According to the Centers for Disease Control and Prevention (CDC), here’s what stress during an infectious disease outbreak can look like:

  • Fear and worry about your own health and the health of your loved ones
  • Changes in sleeping or eating habits
  • Difficulty sleeping or concentrating
  • Worsening of chronic health problems
  • Increased use of alcohol, tobacco, or other drugs

You may not be able to control the virus, but you can help control your emotional reaction to it. Here are some strategies to help you manage your anxiety.

Stay connected. While many are physically separated from friends and loved ones, we are fortunate to have several means to still stay connected. Of course, there is Skype, Facebook, Zoom, and other great tech tools that are a click away. But even a simple phone rotation list of 10 to 15 people to commit to call weekly is not only good for the recipient but will help you as well to stay in touch.

Be sure to include those you may not normally speak to on a regular basis and those who may be especially isolated right now.

Get a routine.
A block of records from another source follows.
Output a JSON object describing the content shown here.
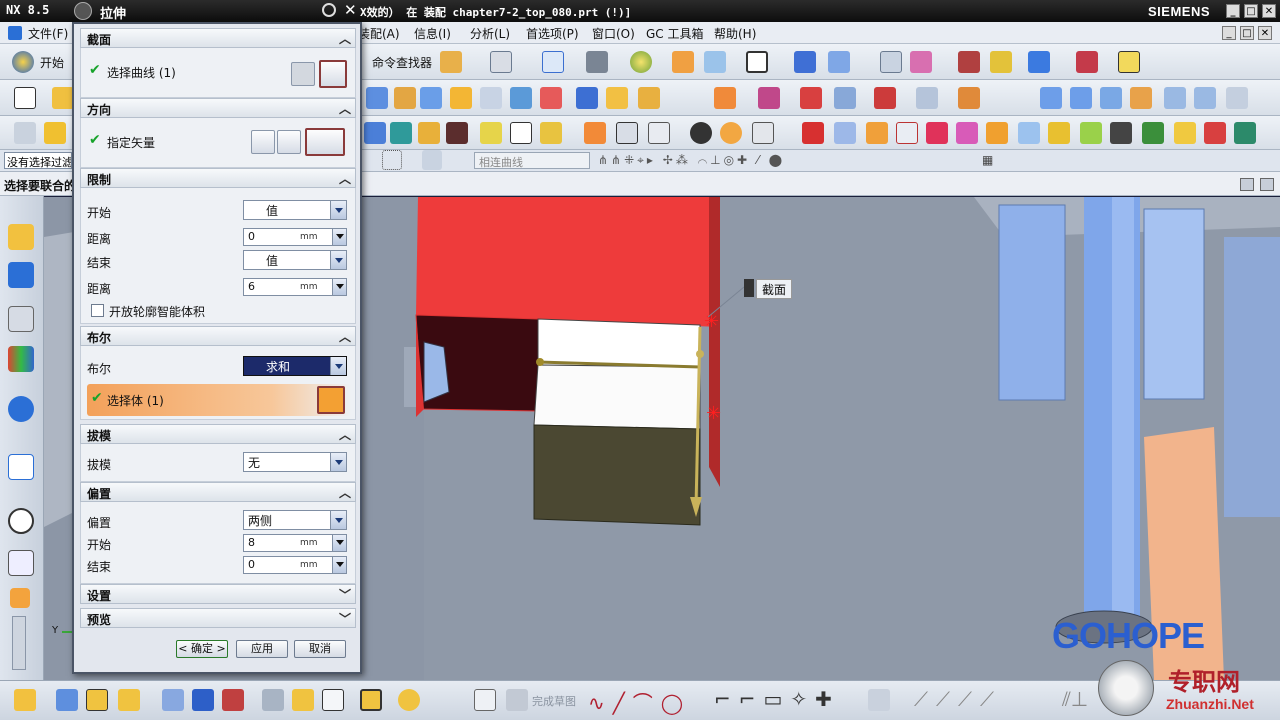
{
  "titlebar": {
    "app": "NX 8.5",
    "dialog_title": "拉伸",
    "file_title": "X效的） 在 装配 chapter7-2_top_080.prt   (!)]",
    "brand": "SIEMENS"
  },
  "menu": {
    "file": "文件(F)",
    "start": "开始",
    "assembly": "装配(A)",
    "info": "信息(I)",
    "analysis": "分析(L)",
    "preferences": "首选项(P)",
    "window": "窗口(O)",
    "gc_toolbox": "GC 工具箱",
    "help": "帮助(H)",
    "command_finder": "命令查找器"
  },
  "selection": {
    "no_filter": "没有选择过滤",
    "select_assoc": "选择要联合的",
    "curve_rule": "相连曲线"
  },
  "dialog": {
    "section": {
      "title": "截面",
      "select_curve": "选择曲线 (1)"
    },
    "direction": {
      "title": "方向",
      "specify_vector": "指定矢量"
    },
    "limits": {
      "title": "限制",
      "start_label": "开始",
      "start_value": "值",
      "distance1_label": "距离",
      "distance1_value": "0",
      "end_label": "结束",
      "end_value": "值",
      "distance2_label": "距离",
      "distance2_value": "6",
      "unit": "mm",
      "open_profile": "开放轮廓智能体积"
    },
    "boolean": {
      "title": "布尔",
      "label": "布尔",
      "value": "求和",
      "select_body": "选择体 (1)"
    },
    "draft": {
      "title": "拔模",
      "label": "拔模",
      "value": "无"
    },
    "offset": {
      "title": "偏置",
      "label": "偏置",
      "value": "两侧",
      "start_label": "开始",
      "start_value": "8",
      "end_label": "结束",
      "end_value": "0",
      "unit": "mm"
    },
    "settings": {
      "title": "设置"
    },
    "preview": {
      "title": "预览"
    },
    "buttons": {
      "ok": "< 确定 >",
      "apply": "应用",
      "cancel": "取消"
    }
  },
  "viewport": {
    "section_tag": "截面"
  },
  "bottombar": {
    "finish_sketch": "完成草图"
  },
  "watermark": {
    "logo": "GOHOPE",
    "cn": "专职网",
    "url": "Zhuanzhi.Net"
  }
}
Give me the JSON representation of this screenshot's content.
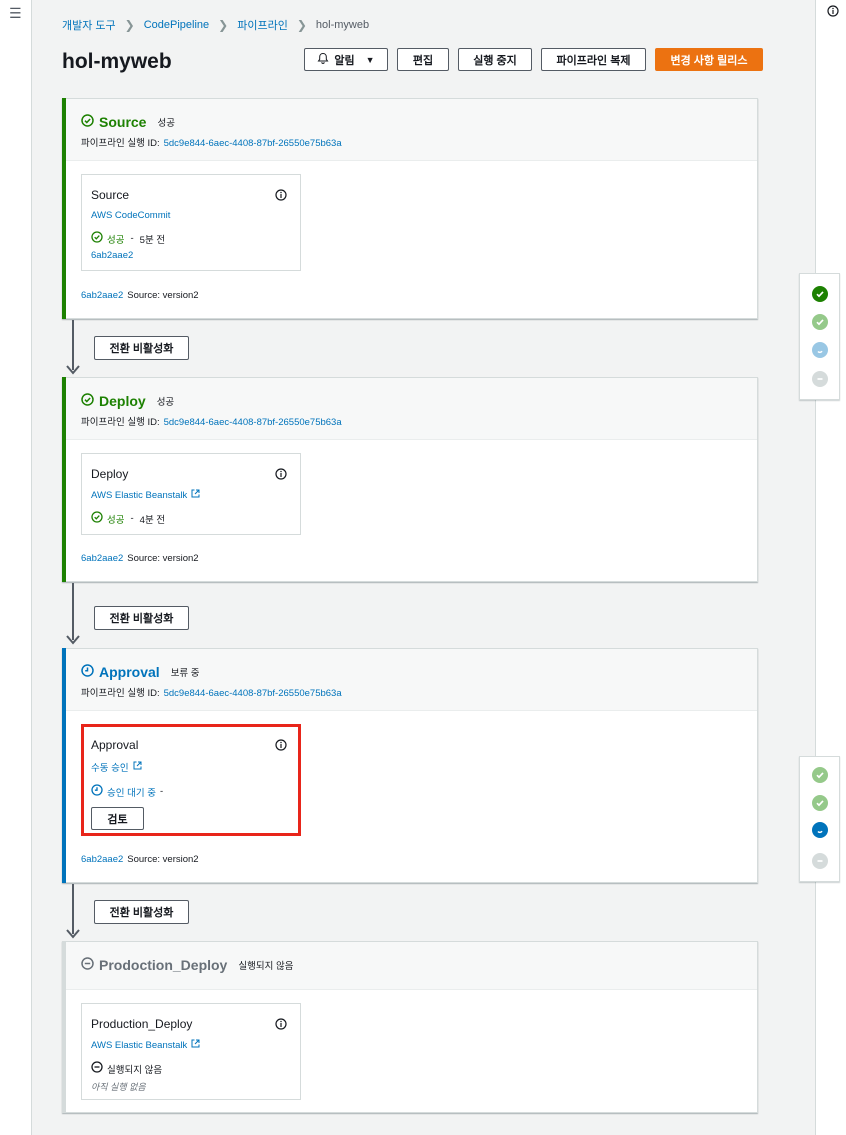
{
  "breadcrumb": [
    "개발자 도구",
    "CodePipeline",
    "파이프라인",
    "hol-myweb"
  ],
  "page_title": "hol-myweb",
  "actions": {
    "alarm": "알림",
    "edit": "편집",
    "stop": "실행 중지",
    "clone": "파이프라인 복제",
    "release": "변경 사항 릴리스"
  },
  "exec_label": "파이프라인 실행 ID:",
  "exec_id": "5dc9e844-6aec-4408-87bf-26550e75b63a",
  "revision": {
    "commit": "6ab2aae2",
    "message": "Source: version2"
  },
  "transition_label": "전환 비활성화",
  "stages": [
    {
      "name": "Source",
      "status": "성공",
      "action": {
        "name": "Source",
        "provider": "AWS CodeCommit",
        "status": "성공",
        "time": "5분 전",
        "link": "6ab2aae2"
      }
    },
    {
      "name": "Deploy",
      "status": "성공",
      "action": {
        "name": "Deploy",
        "provider": "AWS Elastic Beanstalk",
        "status": "성공",
        "time": "4분 전"
      }
    },
    {
      "name": "Approval",
      "status": "보류 중",
      "action": {
        "name": "Approval",
        "provider": "수동 승인",
        "status": "승인 대기 중",
        "time": "-",
        "button": "검토"
      }
    },
    {
      "name": "Prodoction_Deploy",
      "status": "실행되지 않음",
      "action": {
        "name": "Production_Deploy",
        "provider": "AWS Elastic Beanstalk",
        "status": "실행되지 않음",
        "note": "아직 실행 없음"
      }
    }
  ],
  "colors": {
    "success": "#1d8102",
    "in_progress": "#0073bb",
    "inactive": "#687078",
    "accent": "#ec7211",
    "highlight": "#e8251a"
  }
}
Lives have been turned upside down and we’ve lost the comfort of daily routines. Some are working more than ever, and others have reduced hours or lost their jobs altogether. If you haven’t been in one, begin to set a regular schedule by getting up at a set time, plan time for household chores and exercise, and other things. The benefit a routine brings is it provides us with a sense of normalcy and control when things feel so out of control.

Practice gratitude. Science has shown that people who practice gratitude are happier and more optimistic — and you can easily teach yourself how to do it. It’s easy to dwell on the negative, but it takes conscious effort to focus on what is good. Take time to quiet yourself and think about what you’re most grateful for each day.

 

Reach out for help. If your stress reactions are interfering with your life for two weeks in a row or longer, call your healthcare provider. It is important to note that while many businesses are temporarily closed at this time, behavioral health centers, such as Community Care Services in Lincoln Park is open, providing online virtual TeleHealth therapy and accepting new consumers and has been designated one of two Urgent Behavioral Health Care Services Provider for Wayne County by the Detroit Wayne Integrated Health Center.

For each of us, the tools we use to keep us mentally healthy will be unique. Finding what works for you may not be easy but can be achieved by gradually making small changes and building on those successes.